O estudo, publicado na revista científica Aging Cell, aponta que essas moléculas, chamadas piRNAs, podem indicar se pessoas idosas têm maior probabilidade de sobreviver por pelo menos mais dois anos.
A pesquisa
Na previsão de sobrevivência no curto prazo, os piRNAs apresentaram resultados mais precisos do que indicadores tradicionais como idade, colesterol, prática de atividade física e mais de 180 outras medidas clínicas.

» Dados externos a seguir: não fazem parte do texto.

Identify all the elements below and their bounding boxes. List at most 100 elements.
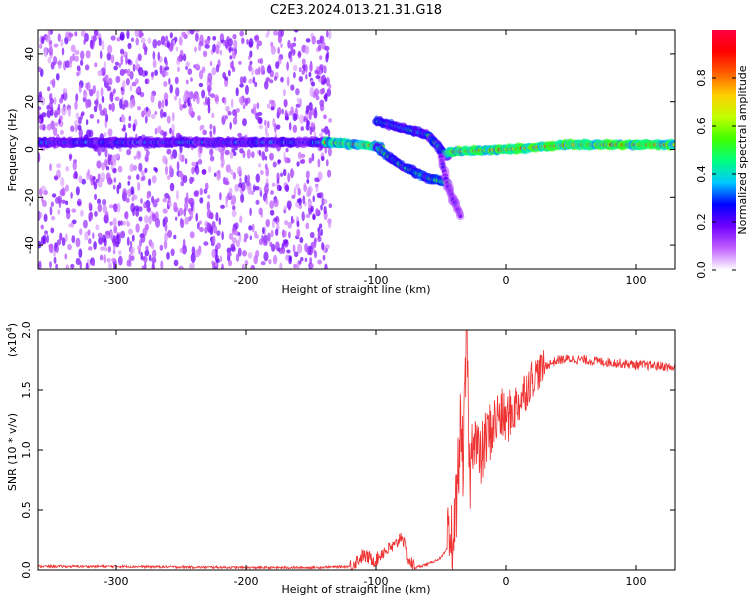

Já nas previsões de longo prazo, fatores ligados ao estilo de vida passam a ter maior peso. Ainda assim, essas moléculas continuam trazendo informações importantes sobre a biologia do corpo humano.
Ainda em fase de testes
O estudo, conduzido pela Universidade Duke, nos Estados Unidos, em parceria com a Universidade de Minnesota, e liderado pela pesquisadora Virginia Byers Kraus, professora da Escola de Medicina da Duke; ainda não está pronto para uso clínico.
Se confirmados em novas pesquisas, testes desse tipo poderão ajudar médicos e gerontólogos a identificar riscos com mais antecedência e orientar estratégias para um envelhecimento mais saudável.
Um passo promissor na busca por uma vida mais longa e saudável.